I think partly it is because I do, deep down, feel that any career outside academia does, indeed, represent a waste of the seven years I spent in graduate school. This is not because I did not come out of grad school with skills that an employer may or will value. It is because the quality of that appreciation is quite likely to be different from my own, and because what such an employer is likely to value are things I did not need to attend grad school to obtain. When I look at my new resume, I see a long list of practical skills, like "Used PowerPoint to enhance public presentations" or "Developed a database using Excel to track student performance" or even "Produced analytical summaries of others' performance and writing," that really have very little relation to grad school beyond context. I never took a class in PowerPoint while in grad school -- did you? I figured out how to make an Excel spreadsheet for tracking my students' assignment and participation grades on my own. I do not remember more than the most informal instruction in how to contact an archivist, arrange an interview and begin working through the documents; most of this I figured out on my own, albeit in response to the impetus created by classes and professors' assignments.
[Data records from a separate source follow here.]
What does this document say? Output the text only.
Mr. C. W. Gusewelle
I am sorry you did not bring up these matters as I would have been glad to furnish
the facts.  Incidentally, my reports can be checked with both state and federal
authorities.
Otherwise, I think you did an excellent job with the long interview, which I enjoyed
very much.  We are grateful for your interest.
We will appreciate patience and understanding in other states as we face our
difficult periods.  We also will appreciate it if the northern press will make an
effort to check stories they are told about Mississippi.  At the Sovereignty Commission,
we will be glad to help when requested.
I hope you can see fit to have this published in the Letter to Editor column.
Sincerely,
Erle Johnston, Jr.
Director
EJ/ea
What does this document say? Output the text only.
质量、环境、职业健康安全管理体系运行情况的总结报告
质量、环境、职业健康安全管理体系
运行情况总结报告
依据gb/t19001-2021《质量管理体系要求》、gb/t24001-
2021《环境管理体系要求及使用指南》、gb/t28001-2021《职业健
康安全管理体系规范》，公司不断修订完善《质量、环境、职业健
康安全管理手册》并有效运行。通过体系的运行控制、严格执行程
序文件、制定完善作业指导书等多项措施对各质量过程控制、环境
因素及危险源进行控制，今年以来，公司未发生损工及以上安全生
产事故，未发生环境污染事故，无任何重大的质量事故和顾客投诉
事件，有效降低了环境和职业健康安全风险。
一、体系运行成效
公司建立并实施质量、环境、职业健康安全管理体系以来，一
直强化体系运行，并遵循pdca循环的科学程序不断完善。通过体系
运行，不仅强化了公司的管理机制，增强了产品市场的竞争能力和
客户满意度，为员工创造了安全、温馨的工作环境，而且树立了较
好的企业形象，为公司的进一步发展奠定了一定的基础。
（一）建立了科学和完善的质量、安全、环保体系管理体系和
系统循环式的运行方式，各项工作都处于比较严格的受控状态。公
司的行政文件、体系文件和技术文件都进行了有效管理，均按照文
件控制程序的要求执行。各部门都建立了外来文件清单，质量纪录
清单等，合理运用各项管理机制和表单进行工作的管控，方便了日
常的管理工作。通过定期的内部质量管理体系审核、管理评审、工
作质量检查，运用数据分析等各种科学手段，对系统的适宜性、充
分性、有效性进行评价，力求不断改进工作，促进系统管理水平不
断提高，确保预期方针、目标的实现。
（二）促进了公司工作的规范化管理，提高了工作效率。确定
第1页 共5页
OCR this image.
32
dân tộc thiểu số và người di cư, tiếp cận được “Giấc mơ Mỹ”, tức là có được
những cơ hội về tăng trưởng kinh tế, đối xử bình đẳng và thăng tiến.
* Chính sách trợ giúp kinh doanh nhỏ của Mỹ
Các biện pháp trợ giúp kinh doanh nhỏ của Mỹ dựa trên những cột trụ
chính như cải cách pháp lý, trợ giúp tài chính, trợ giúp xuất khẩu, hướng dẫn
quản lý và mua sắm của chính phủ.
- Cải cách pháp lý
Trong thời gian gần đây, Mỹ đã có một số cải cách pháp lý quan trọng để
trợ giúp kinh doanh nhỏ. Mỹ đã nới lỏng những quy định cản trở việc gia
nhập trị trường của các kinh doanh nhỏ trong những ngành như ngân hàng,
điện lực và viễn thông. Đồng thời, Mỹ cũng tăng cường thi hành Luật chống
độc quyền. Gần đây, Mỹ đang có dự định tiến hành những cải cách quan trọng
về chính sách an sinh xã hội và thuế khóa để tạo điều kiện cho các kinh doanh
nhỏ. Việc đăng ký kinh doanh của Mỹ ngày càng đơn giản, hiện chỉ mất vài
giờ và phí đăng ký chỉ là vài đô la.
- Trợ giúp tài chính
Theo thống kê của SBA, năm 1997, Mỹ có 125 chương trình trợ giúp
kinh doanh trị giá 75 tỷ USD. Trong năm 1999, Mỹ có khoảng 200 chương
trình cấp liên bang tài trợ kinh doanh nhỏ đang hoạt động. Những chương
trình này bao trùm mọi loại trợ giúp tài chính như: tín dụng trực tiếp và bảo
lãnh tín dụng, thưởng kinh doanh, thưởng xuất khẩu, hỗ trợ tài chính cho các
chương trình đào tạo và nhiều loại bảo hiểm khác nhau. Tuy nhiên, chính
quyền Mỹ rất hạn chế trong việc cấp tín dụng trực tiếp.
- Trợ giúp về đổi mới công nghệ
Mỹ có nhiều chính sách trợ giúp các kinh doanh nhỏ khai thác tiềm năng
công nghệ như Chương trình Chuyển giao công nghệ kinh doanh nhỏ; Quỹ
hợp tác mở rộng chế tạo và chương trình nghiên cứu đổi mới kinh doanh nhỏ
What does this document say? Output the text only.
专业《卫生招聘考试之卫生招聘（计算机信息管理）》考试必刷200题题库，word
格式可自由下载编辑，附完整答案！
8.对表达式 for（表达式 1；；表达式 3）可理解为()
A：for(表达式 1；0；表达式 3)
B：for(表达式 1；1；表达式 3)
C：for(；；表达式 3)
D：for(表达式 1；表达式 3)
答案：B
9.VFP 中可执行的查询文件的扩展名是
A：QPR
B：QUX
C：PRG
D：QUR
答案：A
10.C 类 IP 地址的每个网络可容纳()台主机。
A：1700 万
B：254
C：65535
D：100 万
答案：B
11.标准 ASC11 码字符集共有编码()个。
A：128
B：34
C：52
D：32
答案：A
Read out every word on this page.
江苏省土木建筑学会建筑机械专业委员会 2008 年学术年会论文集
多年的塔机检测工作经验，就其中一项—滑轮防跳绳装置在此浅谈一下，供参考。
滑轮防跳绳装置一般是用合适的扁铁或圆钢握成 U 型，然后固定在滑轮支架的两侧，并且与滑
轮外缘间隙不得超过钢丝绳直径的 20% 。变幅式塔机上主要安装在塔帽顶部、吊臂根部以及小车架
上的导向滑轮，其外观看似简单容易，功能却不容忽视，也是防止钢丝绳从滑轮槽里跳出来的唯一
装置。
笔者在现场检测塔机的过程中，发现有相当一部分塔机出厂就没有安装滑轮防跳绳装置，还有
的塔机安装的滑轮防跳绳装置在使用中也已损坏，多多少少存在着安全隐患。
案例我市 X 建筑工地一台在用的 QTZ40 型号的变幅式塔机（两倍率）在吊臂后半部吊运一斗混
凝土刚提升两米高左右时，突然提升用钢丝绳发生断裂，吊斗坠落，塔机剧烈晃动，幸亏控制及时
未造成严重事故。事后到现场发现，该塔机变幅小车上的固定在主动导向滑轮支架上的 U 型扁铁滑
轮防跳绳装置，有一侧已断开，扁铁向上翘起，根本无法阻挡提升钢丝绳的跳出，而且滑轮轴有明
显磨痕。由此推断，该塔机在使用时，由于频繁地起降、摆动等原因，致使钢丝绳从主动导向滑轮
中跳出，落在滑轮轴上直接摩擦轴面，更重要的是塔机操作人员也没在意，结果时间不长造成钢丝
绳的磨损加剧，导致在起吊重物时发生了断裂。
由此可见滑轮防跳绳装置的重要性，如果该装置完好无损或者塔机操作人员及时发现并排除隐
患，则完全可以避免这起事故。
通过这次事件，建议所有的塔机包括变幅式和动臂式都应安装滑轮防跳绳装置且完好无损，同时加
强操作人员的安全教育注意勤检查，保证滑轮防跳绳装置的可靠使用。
I am presuming that these are the sorts of things that make me valuable to future employers -- my skill set and my ability to add to it on my own initiative -- but did I need to go to grad school to obtain them?

What I did learn in grad school -- as a matter of formal training -- covered the writing of historiographic essays, learning how to parse arguments quickly and accurately, how to identify a school of thought, and more specific information about trends in ideas. My minor field exams required knowledge of a general topic area and of scholars' arguments about it. So too for the orals, with the added ingredient of knowing where to situate myself and my work within that larger body of knowledge. These things, to me, were the real essence of grad school, the knowledge that I could not obtain working alone. Will a future employer find these abilities as valuable?

When I hear these arguments about the value of my degree to employers, the analogy that comes first to mind is that of a person wearing an antique pin that belonged to a much loved relative from the time she was a girl, and which was given to the person when she was thirteen and scared about entering high school. She meets someone in an elevator while wearing the pin, and that person says, "Hey, nice pin. How much is it worth?" Both would agree that the pin is valuable -- but do they share the same sense of value?




{edit} Kevin's post is actually helpful; I don't want to give the impression that I'm including it among the mindlessly chirpy optimists. (Indeed, Kevin takes care to distance himself from that kind of fluff.) I'm not in a space where I can fully appreciate it yet, but other folks might be.